Le président d’Habitat urbain de l’Outaouais (HUO), Luc Duval, connaît Robert Gratton depuis le milieu des années 1990 et il est catégorique. « J’ai le plus grand respect pour Robert et je n’ai absolument rien à lui reprocher », lance-t-il.

M. Duval affirme être surpris des griefs et des attaques personnelles dont fait état Le Droit à l’endroit de Robert Gratton. « Je trouve un peu rigolo qu’on s’attaque à sa personnalité et non pas à la qualité de son travail, note M. Duval. C’est assez révélateur. Moi, je juge quelqu’un à ses actions, pas à sa façon de tenir un discours. Je n’ai jamais eu connaissance de ce genre de plainte contre M. Gratton. C’est un démocrate qui ne fera jamais rien sans avoir l’aval d’un conseil d’administration. Ce n’est pas un homme autoritaire.
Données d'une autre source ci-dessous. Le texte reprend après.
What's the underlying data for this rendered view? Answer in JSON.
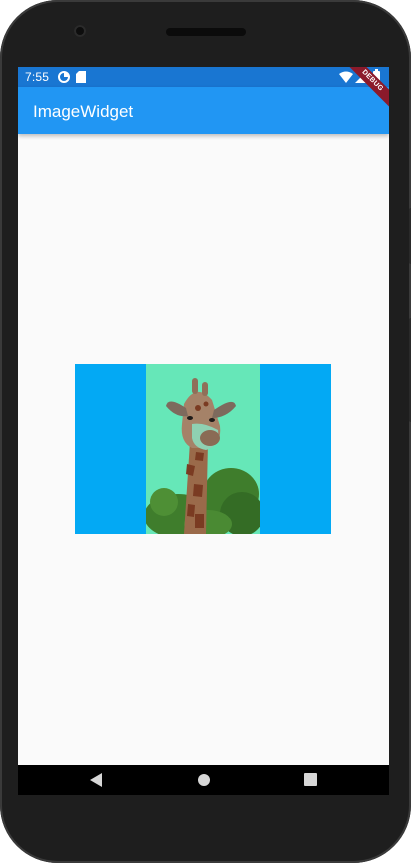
{
  "status_bar": {
    "time": "7:55",
    "icons": [
      "data-saver-icon",
      "sd-card-icon",
      "wifi-icon",
      "signal-icon",
      "battery-icon"
    ],
    "color": "#1976d2"
  },
  "app_bar": {
    "title": "ImageWidget",
    "color": "#2196f3"
  },
  "debug_banner": {
    "label": "DEBUG",
    "color": "#8b1a2b"
  },
  "content": {
    "image_box_color": "#03a9f4",
    "image_background_color": "#66e7b8",
    "image_subject": "giraffe-photo"
  },
  "nav_bar": {
    "buttons": [
      "back-icon",
      "home-icon",
      "recents-icon"
    ]
  }
}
Il peut être parfois sarcastique, mais pas autoritaire. J’ai beaucoup de difficultés avec les attaques à son endroit. »

Le président d’HUO rappelle que Robert Gratton est un fonctionnaire fédéral à la retraite et qu’il est indépendant de fortune. C’est un bénévole passionné qui n’a aucun intérêt personnel, dit-il. « Il travaille toujours pour le bien du mouvement coopératif, il se bat pour le bien des coopératives, ajoute M. Duval. Il est toujours en mode recherche de solution. »

M. Duval croit qu’une rivalité naissante entre la Fédération intercoopérative en habitation de l’Outaouais (FIHAB) et la Fédération des coopératives d’habitation intermunicipale du Montréal métropolitain (FECHIMM) pourrait expliquer les attaques dont fait l’objet M. Gratton. « Je pense que la volonté de la FECHIMM d’étendre son territoire de desserte à l’Outaouais dérange beaucoup la fédération régionale et que cela explique probablement les attaques envers M. Gratton », affirme M. Duval.